Still, the study was done in mice, and while Sharma believes that most of these results can be translated to humans, “humans are a little more complex than mice – obviously our mice are in a controlled environment, but humans, they’re not.” He said.

But to demonstrate that these mouse experiments may have clinical relevance, the researchers also studied humans.

For the second part of the experiment, the team recruited 270 pregnant women and collected blood samples at various times during their pregnancies to see if the women had antibodies to fight the virus in their blood. (The presence of antibodies would mean that the woman had been infected with the virus.) When the women gave birth, researchers found that those babies with heart defects also had elevated levels of these antibodies during pregnancy, Sharma said.

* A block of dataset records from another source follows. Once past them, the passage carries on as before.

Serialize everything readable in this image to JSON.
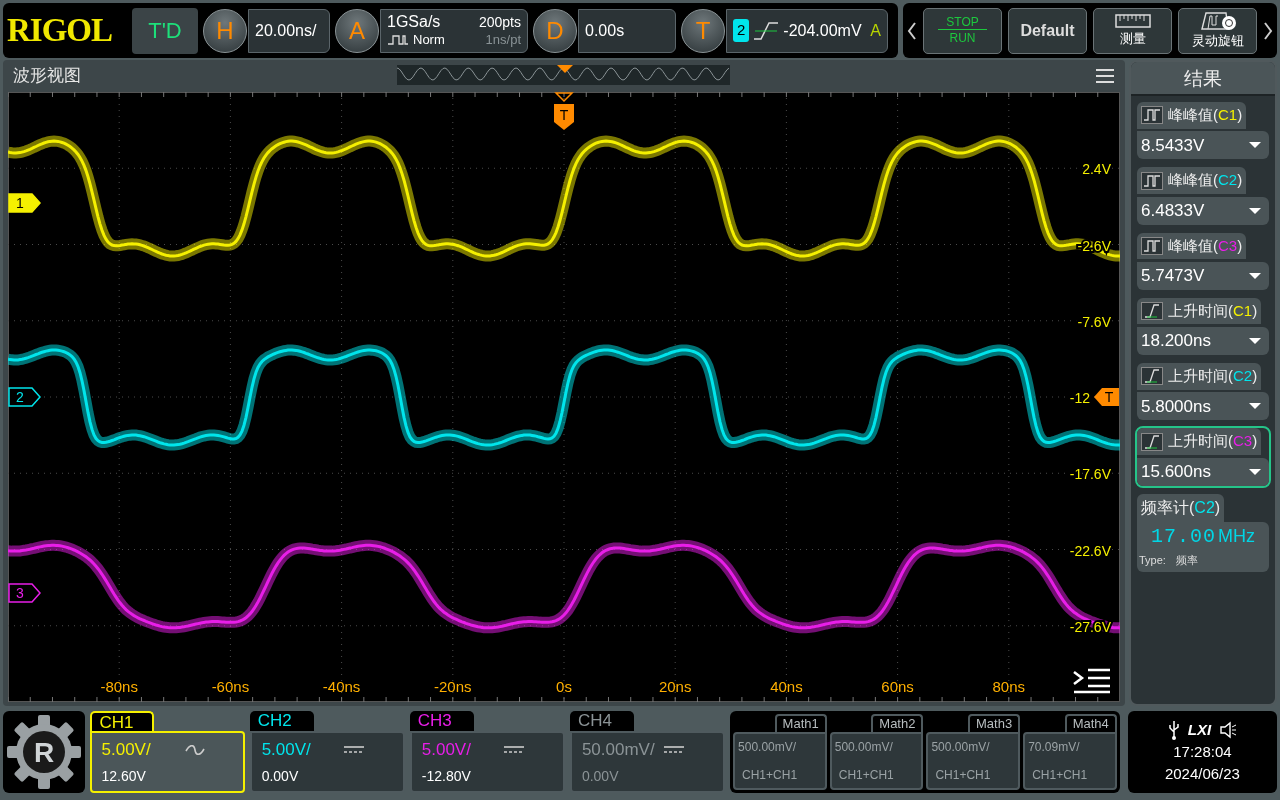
{
  "header": {
    "logo": "RIGOL",
    "mode": "T'D",
    "horizontal": {
      "key": "H",
      "scale": "20.00ns/"
    },
    "acquire": {
      "key": "A",
      "rate": "1GSa/s",
      "mode": "Norm",
      "points": "200pts",
      "resolution": "1ns/pt"
    },
    "delay": {
      "key": "D",
      "value": "0.00s"
    },
    "trigger": {
      "key": "T",
      "source": "2",
      "level": "-204.00mV",
      "sweep": "A"
    }
  },
  "toolbar": [
    {
      "kind": "runstop",
      "top": "STOP",
      "bottom": "RUN"
    },
    {
      "kind": "default",
      "label": "Default"
    },
    {
      "kind": "measure",
      "label": "测量"
    },
    {
      "kind": "knob",
      "label": "灵动旋钮"
    }
  ],
  "waveform": {
    "title": "波形视图",
    "x_labels": [
      "-80ns",
      "-60ns",
      "-40ns",
      "-20ns",
      "0s",
      "20ns",
      "40ns",
      "60ns",
      "80ns"
    ],
    "y_labels": [
      "2.4V",
      "-2.6V",
      "-7.6V",
      "-12",
      "-17.6V",
      "-22.6V",
      "-27.6V"
    ],
    "channel_markers": [
      {
        "label": "1",
        "color": "#f5f000",
        "selected": true
      },
      {
        "label": "2",
        "color": "#00e5ec",
        "selected": false
      },
      {
        "label": "3",
        "color": "#e81ee8",
        "selected": false
      }
    ],
    "trigger_top": {
      "label": "T"
    },
    "trigger_right": {
      "label": "T"
    }
  },
  "results": {
    "title": "结果",
    "items": [
      {
        "kind": "amplitude",
        "label": "峰峰值(",
        "source": "C1",
        "close": ")",
        "color": "#f5f000",
        "value": "8.5433V",
        "selected": false
      },
      {
        "kind": "amplitude",
        "label": "峰峰值(",
        "source": "C2",
        "close": ")",
        "color": "#00e5ec",
        "value": "6.4833V",
        "selected": false
      },
      {
        "kind": "amplitude",
        "label": "峰峰值(",
        "source": "C3",
        "close": ")",
        "color": "#e81ee8",
        "value": "5.7473V",
        "selected": false
      },
      {
        "kind": "rise",
        "label": "上升时间(",
        "source": "C1",
        "close": ")",
        "color": "#f5f000",
        "value": "18.200ns",
        "selected": false
      },
      {
        "kind": "rise",
        "label": "上升时间(",
        "source": "C2",
        "close": ")",
        "color": "#00e5ec",
        "value": "5.8000ns",
        "selected": false
      },
      {
        "kind": "rise",
        "label": "上升时间(",
        "source": "C3",
        "close": ")",
        "color": "#e81ee8",
        "value": "15.600ns",
        "selected": true
      }
    ],
    "counter": {
      "label": "频率计(",
      "source": "C2",
      "close": ")",
      "color": "#00e5ec",
      "value": "17.00",
      "unit": "MHz",
      "type_label": "Type:",
      "type": "频率"
    }
  },
  "logo_letter": "R",
  "channels": [
    {
      "name": "CH1",
      "scale": "5.00V/",
      "offset": "12.60V",
      "kind": "ac",
      "selected": true,
      "enabled": true
    },
    {
      "name": "CH2",
      "scale": "5.00V/",
      "offset": "0.00V",
      "kind": "dc",
      "selected": false,
      "enabled": true
    },
    {
      "name": "CH3",
      "scale": "5.00V/",
      "offset": "-12.80V",
      "kind": "dc",
      "selected": false,
      "enabled": true
    },
    {
      "name": "CH4",
      "scale": "50.00mV/",
      "offset": "0.00V",
      "kind": "dc",
      "selected": false,
      "enabled": false
    }
  ],
  "math": [
    {
      "name": "Math1",
      "scale": "500.00mV/",
      "source": "CH1+CH1"
    },
    {
      "name": "Math2",
      "scale": "500.00mV/",
      "source": "CH1+CH1"
    },
    {
      "name": "Math3",
      "scale": "500.00mV/",
      "source": "CH1+CH1"
    },
    {
      "name": "Math4",
      "scale": "70.09mV/",
      "source": "CH1+CH1"
    }
  ],
  "status": {
    "lxi": "LXI",
    "time": "17:28:04",
    "date": "2024/06/23"
  }
}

Dr. Ameesh Adalja, a senior scholar at the Johns Hopkins Center for Health Security in Baltimore who was not involved in the study, said, “It makes biological sense that this virus could be linked to congenital heart disease.” That’s because the virus sometimes causes heart infections in children and adults, he said, and the receptor the virus needs is present in the fetal heart.

However, while mouse studies suggest a possible causal link, more data on humans is needed, Adalja told Live Science. because coxsackievirus is so common, many people may have antibodies against the virus in their blood. Researchers need more data on the levels of these antibodies and whether they’re more frequently found in pregnant women with children with birth defects than those without “to kind of try and prove that it’s actually causal,” he said.

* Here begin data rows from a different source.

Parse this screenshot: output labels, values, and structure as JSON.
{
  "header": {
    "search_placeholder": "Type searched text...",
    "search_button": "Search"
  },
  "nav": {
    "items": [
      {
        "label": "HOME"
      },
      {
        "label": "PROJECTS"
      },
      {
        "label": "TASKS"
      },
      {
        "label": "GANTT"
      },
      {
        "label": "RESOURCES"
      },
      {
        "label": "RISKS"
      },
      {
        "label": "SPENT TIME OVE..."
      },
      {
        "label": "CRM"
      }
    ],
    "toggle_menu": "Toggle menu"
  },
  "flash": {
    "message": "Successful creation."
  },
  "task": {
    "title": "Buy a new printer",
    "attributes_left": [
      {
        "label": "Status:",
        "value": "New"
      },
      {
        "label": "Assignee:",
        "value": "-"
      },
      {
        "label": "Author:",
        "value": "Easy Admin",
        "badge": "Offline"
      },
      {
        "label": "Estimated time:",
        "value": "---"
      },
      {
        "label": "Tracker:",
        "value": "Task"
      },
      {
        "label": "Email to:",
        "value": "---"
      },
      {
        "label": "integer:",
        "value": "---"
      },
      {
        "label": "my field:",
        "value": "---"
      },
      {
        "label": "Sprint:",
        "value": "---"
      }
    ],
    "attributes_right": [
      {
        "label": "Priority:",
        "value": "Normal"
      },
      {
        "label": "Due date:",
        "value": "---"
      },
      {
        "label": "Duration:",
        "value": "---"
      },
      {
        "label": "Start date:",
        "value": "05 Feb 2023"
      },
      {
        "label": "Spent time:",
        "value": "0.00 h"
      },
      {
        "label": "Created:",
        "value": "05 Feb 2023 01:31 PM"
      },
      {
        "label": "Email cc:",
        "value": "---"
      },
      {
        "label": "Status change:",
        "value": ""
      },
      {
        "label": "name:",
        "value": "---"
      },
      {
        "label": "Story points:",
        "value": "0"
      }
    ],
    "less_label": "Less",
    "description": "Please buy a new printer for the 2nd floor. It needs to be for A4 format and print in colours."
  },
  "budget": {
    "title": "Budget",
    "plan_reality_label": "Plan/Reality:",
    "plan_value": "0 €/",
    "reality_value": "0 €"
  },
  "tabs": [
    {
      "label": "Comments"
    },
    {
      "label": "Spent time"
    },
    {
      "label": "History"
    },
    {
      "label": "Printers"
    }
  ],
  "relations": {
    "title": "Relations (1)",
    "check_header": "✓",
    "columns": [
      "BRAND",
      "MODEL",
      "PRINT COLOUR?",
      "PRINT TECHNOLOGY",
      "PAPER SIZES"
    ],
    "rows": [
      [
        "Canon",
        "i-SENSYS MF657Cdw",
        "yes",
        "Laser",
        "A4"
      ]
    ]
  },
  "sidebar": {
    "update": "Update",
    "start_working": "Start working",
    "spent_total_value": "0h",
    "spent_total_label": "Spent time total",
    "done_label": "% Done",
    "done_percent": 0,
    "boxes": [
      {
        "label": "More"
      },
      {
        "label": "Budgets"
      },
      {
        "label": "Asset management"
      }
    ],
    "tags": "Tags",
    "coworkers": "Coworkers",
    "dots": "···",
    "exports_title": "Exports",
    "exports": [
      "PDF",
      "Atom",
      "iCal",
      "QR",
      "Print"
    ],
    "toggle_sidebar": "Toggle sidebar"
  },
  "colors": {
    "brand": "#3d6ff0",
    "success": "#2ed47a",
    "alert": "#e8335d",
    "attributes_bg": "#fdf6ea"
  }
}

Their work is ongoing, and Sharma says he hopes they’ll eventually be able to figure out more details behind the pathway from infection to heart defects in mice so they can try to find that pathway, if it exists, in humans. (For now, the study only shows an association between coxsackievirus B infection during pregnancy and fetal heart defects, not a cause-and-effect relationship.)

As for pregnant women, Sharma advises caution. For example, people can get this infection through contaminated food.” Wash your hands [before you eat], and if you eat [something], try to wash it well before you eat it – just be a little more hygienic,” says Sharma.